Помолчавши немного, она обратилася ко мне и сказала: «Марино! нужно достать где-нибудь экипаж и лошадей да отвезти ее в Чернигов или в Киев. До Киева, кажется, будет ближе, но где мы лошадей и экипаж достанем? Хоть бы бричку какую-нибудь». А лошадей, говорю я, нам и Степанович даст. Только брички у него нет, а простая мужицкая повозка есть. «Попроси, — говорит она, — хоть простой повозки».
Я выпросила у Степановича, спасибо ему, и коней, и повозки. Наложили мы в повозку сена да покрыли рядном и положили ее, бедную, в повозку; около нее села сама Катерина Лукьяновна, да и повезли ее в Киев, в Кирилловский монастырь. Вот тебе, Катерина Лукьяновна, и княгиня. Теперь любуйся ею.
Старушка замолчала и тихо заплакала, а хозяин прибавил:
— Да, таки нечего сказать, хорошая княгиня!
— А что же сталося с князем? — спросил я.
— А Господь его знает! — отвечала старушка. — Перед Велыкоднем драгуния выступила в поход из Козельца, то, может быть, и он выступил с нею. Только мы его с той ужасной ночи уже не видали.
— И князь хороший! нечего сказать, — прибавил хозяин. — Хоть бы дитя проведал! Проклятый!
— Господь с ним, Степановичу, пускай лучше не проведывает! — сказала старушка и, выходя из хаты, пожелала нам покойной ночи.
На другой день поутру, пока жидок мой подмазывал бричку и закладывал свои тощие лошади, [я] сидел под хатою на призьбе и смотрел на противуположный берег Трубежа, на грустные остатки погоревшего села, невольно восклицая: «Вот тебе и село! Вот тебе и идиллия! Вот тебе и патриархальные нравы!» И тому подобные восклицания срывались у меня с языка, пока бричка не высунулась на улицу. Поблагодарив хозяина за его бескорыстное гостеприимство, я отправился своей дорогой.

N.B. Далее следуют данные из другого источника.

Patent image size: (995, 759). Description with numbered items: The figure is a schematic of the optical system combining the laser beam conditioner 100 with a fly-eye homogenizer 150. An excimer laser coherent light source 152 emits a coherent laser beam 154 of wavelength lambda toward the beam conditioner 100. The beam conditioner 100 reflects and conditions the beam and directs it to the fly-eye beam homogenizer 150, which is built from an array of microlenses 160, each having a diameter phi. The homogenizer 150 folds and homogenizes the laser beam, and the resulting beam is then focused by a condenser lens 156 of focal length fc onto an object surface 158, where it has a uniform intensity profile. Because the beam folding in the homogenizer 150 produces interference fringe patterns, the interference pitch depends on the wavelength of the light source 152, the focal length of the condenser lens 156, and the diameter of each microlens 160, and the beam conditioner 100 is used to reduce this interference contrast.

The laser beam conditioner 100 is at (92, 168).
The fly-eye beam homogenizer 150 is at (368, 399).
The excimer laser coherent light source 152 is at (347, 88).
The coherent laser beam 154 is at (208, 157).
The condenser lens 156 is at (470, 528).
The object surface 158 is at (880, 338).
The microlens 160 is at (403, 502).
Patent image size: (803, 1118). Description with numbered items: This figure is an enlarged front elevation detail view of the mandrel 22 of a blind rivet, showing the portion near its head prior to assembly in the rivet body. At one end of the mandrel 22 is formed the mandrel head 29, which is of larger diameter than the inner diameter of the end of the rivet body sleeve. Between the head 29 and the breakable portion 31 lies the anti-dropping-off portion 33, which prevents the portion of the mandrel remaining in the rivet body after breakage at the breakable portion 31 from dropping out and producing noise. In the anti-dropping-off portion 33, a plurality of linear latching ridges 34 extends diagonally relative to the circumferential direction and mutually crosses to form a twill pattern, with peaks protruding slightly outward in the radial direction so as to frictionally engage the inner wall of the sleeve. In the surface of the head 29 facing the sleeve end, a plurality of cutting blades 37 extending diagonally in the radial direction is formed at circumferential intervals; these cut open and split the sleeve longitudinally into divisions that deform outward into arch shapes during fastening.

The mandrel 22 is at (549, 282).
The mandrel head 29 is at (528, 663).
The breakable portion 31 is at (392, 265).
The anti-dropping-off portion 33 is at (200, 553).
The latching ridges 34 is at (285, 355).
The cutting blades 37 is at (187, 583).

Через несколько дней я был уже в Киеве, и, поклонившись святым угодникам печерским, в тот же день посетил я Кирилловский монастырь. И увы! лучше было б не посещать его. Я слишком убедился в горькой истине печального этого рассказа, так неотрадно приветствовавшего меня на моей милой родине.